Along the way, we’re constantly reminded of the film’s blatant focus — arrest the Kony monster, save the children. No subtlety here. Russell’s own cute four-year-old son Gavin co-stars with his father. The kid doesn’t advance the story himself, he’s simply a powerful device to pull at every heartstring in every viewer.
Writing — Taught, tight script using short, simple, active words in short, simple, active sentences.
Editing and Sound — Fast, urgent, emotional, highly effective. Excellent use of pauses and music to let us consider what’s just been said and prepare for what’s to come.
Incidental Fact — A picture of our own intrepid Stephen Harper appears briefly in the list of “12 policy makers who could change the game regarding Kony.” I wonder if the P.M. knows. If so, does he plan to become a hero by sending the Van Doos off to catch Kony?

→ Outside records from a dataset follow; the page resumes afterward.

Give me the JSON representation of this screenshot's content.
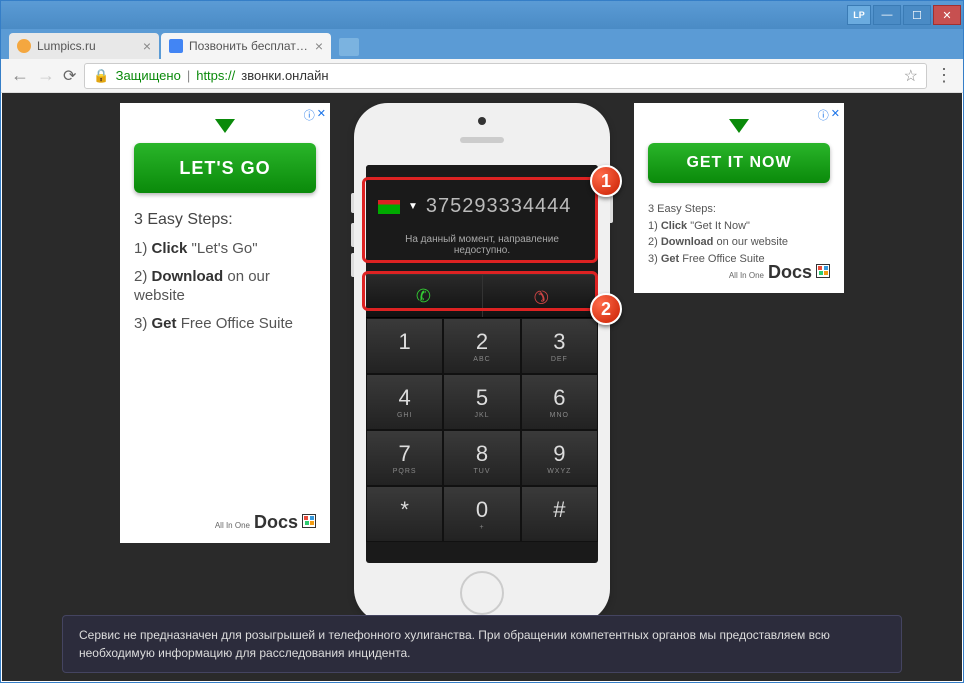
{
  "window": {
    "lp_label": "LP",
    "min": "—",
    "max": "☐",
    "close": "✕"
  },
  "tabs": [
    {
      "title": "Lumpics.ru",
      "favicon": "orange",
      "active": false
    },
    {
      "title": "Позвонить бесплатно д…",
      "favicon": "blue",
      "active": true
    }
  ],
  "addr": {
    "secure_label": "Защищено",
    "protocol": "https://",
    "host": "звонки.онлайн"
  },
  "ad_left": {
    "button": "LET'S GO",
    "steps_title": "3 Easy Steps:",
    "step1_pre": "1) ",
    "step1_b": "Click",
    "step1_post": " \"Let's Go\"",
    "step2_pre": "2) ",
    "step2_b": "Download",
    "step2_post": " on our website",
    "step3_pre": "3) ",
    "step3_b": "Get",
    "step3_post": " Free Office Suite",
    "logo_small": "All In One",
    "logo_big": "Docs"
  },
  "ad_right": {
    "button": "GET IT NOW",
    "steps_title": "3 Easy Steps:",
    "step1_pre": "1) ",
    "step1_b": "Click",
    "step1_post": " \"Get It Now\"",
    "step2_pre": "2) ",
    "step2_b": "Download",
    "step2_post": " on our website",
    "step3_pre": "3) ",
    "step3_b": "Get",
    "step3_post": " Free Office Suite",
    "logo_small": "All In One",
    "logo_big": "Docs"
  },
  "ad_marker": {
    "info": "ⓘ",
    "close": "✕"
  },
  "phone": {
    "number": "375293334444",
    "status": "На данный момент, направление недоступно.",
    "keys": [
      {
        "n": "1",
        "s": ""
      },
      {
        "n": "2",
        "s": "ABC"
      },
      {
        "n": "3",
        "s": "DEF"
      },
      {
        "n": "4",
        "s": "GHI"
      },
      {
        "n": "5",
        "s": "JKL"
      },
      {
        "n": "6",
        "s": "MNO"
      },
      {
        "n": "7",
        "s": "PQRS"
      },
      {
        "n": "8",
        "s": "TUV"
      },
      {
        "n": "9",
        "s": "WXYZ"
      },
      {
        "n": "*",
        "s": ""
      },
      {
        "n": "0",
        "s": "+"
      },
      {
        "n": "#",
        "s": ""
      }
    ]
  },
  "badges": {
    "one": "1",
    "two": "2"
  },
  "disclaimer": "Сервис не предназначен для розыгрышей и телефонного хулиганства. При обращении компетентных органов мы предоставляем всю необходимую информацию для расследования инцидента."
}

Verdict — It’s not really true, as claimed, that the rest of the world doesn’t know about Kony. There have been news stories about him over the years and, since 2006, Kony has topped the International Criminal Court’s list of war criminals wanted for crimes against humanity. Last year U.S. President Barack Obama sent 100 military “advisers” to help track him down.
Some African critics have slammed the film as “just another neo-colonial campaign portraying Africans as powerless, unable to help themselves.” There’s validity in the charge. Centuries of slavery followed by European colonialism so damaged Africa and its cultures, particularly in Congo, that you can’t help questioning the motives of yet another white group setting out to find forgiveness by “saving Africa.”
Then there’s the statement:
“Arresting Joseph Kony will prove that the world we live in has new rules.”
“If we succeed, we change the course of human history.”
They both sound like wretched hyperbole. Yet I suspect there’s some truth hidden in them.
Not because catching Kony will necessarily do either of those things, but because this YouTube documentary has already been so successful in proving that the crowd power of social media has incredible, unknowable potential.
Politicians and the 1 per cent elite should be afraid. Very afraid.
Finally, if I were on an awards panel judging Kony 2012 when it first came out, I would likely have found no substantive reason not to consider it. However, I would have labeled it brilliantly done but simplistic and a bit patronizing.
Whatever the truth about the film, Michael Moore and even, perhaps, Leni Riefenstahl, now have a strong competitor when it comes to powerful visual propaganda.